Since when did turning the other cheek turn into punching someone in the face, Pope Francis? And does that mean it’s OK to shoot them too?
By Piers Morgan
Tomorrow, a Saudi blogger will be viciously flogged 50 times in the second of 20 such weekly punishment sessions he will receive this year. Raif Badawi’s crime? Suggesting reforms for Islam. A more compelling, sickening example of the suppression of free speech it would be hard to find.
Yet, just as I was about to pen an outraged column attacking the Saudi regime for such an inhuman, outrageous act, my attention was diverted to something equally troubling a little closer to my own spiritual home.
Today, the Pope, leader of the Catholic Church – of which I am a member – endorsed violence as a way to respond to insults. I could barely believe what I was reading. But he said it. It’s there, in plain language.
Asked for his response to the Paris terrorist attacks, Pope Francis – flanked by his Papal trip organizer, Dr. Alberto Gasparri – told journalists on a plane to the Philippines that he defended freedom of speech as not only a fundamental human right but also as a duty to speak one’s mind for the sake of the common good. But then he clarified this, by saying there were ‘limits’ to how far this freedom extends.
‘There are so many people who speak badly about religions,’ he said, ‘who make fun of them, who make a game out of the religions of others. They are provocateurs.’ Then came the analogy which shocked me to the core:
‘If my good friend Dr Gasparri says a curse word against my mother, then a punch awaits him. It’s normal. One cannot provoke. One cannot insult the faith of others. One cannot make fun of faith.’ To illustrate his point, the Pope then threw a pretend punch towards Dr Gasparri. The imagery was startling.
Here was my Holy Father, supposedly a man who espouses the philosophy of turning the other cheek, telling us all to whack someone in the face if they insult us. Well, isn’t that exactly what Al Qaida did in Paris, metaphorically speaking?
They claimed the Charlie Hebdo cartoonists had insulted their religion, and reacted with physical aggression. Albeit aggression of a deadly, despicable varity. By the Pope’s yardstick, weren’t the Charlie Hebdo staff guilty of being the very ‘provocateurs’ that he says are unacceptable and thus worthy of violent response?
And in similar vein, what’s the difference between punching someone for insulting you or lashing them 1000 times?
Violence is violence, it’s just a question of degree. I like this Pope. He’s been the biggest breath of fresh air since John Paul II, and I find almost everything he does both invigorating and inspiring – whether he’s calling for gays not to be marginalized, kissing the feet of AIDS patients, or just declining the traditionally lavish trappings of Papal life at the Vatican. He’s proven himself to be a true reforming leader with a very special common touch. And boy did we Catholics need someone like him to rescue the brand of our Church from decades of corruption and child abuse.
Not to mention one of my own personal bug-bears: the shameful refusal of the Vatican to advocate condoms as a prevention to disease rather than just a form of contraception. Something that would save potentially hundreds of thousands of lives in places like Africa.

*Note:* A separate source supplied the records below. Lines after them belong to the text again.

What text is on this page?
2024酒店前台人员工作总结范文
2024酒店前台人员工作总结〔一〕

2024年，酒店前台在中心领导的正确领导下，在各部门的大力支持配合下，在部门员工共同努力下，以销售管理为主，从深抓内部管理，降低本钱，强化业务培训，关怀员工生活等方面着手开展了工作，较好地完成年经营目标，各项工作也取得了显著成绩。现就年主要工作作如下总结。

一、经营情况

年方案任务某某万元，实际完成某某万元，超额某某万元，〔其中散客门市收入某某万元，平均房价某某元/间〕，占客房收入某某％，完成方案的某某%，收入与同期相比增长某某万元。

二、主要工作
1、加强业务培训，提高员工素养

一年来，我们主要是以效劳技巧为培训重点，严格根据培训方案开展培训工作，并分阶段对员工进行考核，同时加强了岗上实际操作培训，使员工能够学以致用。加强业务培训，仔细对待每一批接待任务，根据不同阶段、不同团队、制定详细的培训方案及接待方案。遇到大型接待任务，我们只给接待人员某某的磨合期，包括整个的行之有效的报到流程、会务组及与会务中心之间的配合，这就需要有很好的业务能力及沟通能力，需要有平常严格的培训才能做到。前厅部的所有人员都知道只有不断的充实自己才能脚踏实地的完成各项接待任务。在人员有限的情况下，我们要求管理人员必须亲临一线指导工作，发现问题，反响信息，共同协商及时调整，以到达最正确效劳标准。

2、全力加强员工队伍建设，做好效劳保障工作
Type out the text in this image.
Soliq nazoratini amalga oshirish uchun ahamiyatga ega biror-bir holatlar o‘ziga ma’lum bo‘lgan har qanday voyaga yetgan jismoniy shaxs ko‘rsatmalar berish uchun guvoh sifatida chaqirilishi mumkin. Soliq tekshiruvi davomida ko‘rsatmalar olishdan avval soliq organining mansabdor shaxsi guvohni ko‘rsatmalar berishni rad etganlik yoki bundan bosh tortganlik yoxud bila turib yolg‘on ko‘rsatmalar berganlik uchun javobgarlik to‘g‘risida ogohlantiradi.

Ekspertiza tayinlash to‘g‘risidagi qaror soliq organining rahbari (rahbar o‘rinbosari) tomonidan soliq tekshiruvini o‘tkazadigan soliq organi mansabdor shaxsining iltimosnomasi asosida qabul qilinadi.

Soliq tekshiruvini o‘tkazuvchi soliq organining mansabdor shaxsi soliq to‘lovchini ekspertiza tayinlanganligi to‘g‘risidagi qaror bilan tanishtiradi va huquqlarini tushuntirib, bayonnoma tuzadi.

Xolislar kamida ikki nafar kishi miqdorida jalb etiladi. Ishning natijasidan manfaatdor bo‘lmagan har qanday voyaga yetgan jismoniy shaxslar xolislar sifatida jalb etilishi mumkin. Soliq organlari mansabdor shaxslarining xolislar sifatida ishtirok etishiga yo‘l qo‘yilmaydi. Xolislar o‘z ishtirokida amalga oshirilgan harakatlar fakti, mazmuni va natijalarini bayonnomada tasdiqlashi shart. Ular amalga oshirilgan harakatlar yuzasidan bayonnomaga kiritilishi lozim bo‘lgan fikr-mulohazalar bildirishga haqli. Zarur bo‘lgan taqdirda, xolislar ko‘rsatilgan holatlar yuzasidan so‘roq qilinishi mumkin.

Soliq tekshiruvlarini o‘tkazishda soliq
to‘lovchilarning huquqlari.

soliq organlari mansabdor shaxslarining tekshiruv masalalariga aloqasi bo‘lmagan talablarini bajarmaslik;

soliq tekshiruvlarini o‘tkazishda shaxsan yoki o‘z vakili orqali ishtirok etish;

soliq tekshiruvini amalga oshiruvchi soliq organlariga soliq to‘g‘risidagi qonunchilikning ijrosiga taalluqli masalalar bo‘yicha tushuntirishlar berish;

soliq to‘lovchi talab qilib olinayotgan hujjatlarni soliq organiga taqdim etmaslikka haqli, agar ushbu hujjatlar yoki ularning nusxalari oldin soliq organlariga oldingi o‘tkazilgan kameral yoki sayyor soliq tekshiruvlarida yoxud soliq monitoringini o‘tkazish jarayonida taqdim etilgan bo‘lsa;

But the Pope’s comments on freedom of speech today are ridiculous and dangerous. And if my critique qualifies as an insult in his book, then so be it. The clear message from what he said is that nobody can mock, insult or poke fun at any religion. And further, that if someone insults you, even over non-religious things like your family, you have every right to use violence as a response. Pope Francis was keen to stress that nobody should kill in the name of religion. But what if the punch he advocates for exacting revenge on an insult kills someone, as many punches do?
If I were a non-violent Muslim, who has had to put up with a week of people demanding I apologise for the actions of a bunch of cowardly terrorists, then I would feel perfectly entitled right now to ask what on earth the Pope is thinking by defending the use of violence to suppress free speech?
All religions should be held up to scrutiny, mockery, and the occasional insult. When my own Church covered up the widespread abuse of young children by many of its pedophile priests, that was behaviour thoroughly deserving of every insult thrown its way. And Charlie Hebdo did exactly that, incidentally.
(I won’t apologise for those priests, by the way, but I will loudly condemn them as evil monsters who have no place in a civilised society, let alone a pulpit. Which is the same response I’d expect from every decent Muslim to terror attacks by people hijacking their religion to commit atrocities.)
So, Pope Francis is entirely wrong on this. And as someone who admires him hugely, I regret that very much.
The Bible may cite an eye-for-an-eye and a tooth-for-a-tooth, but it also advocates stoning for adulterers. I don’t want my Pope, or any religious leader, to ever endorse any form of violence for anything. Their job is to promote peace, and they should stick to it.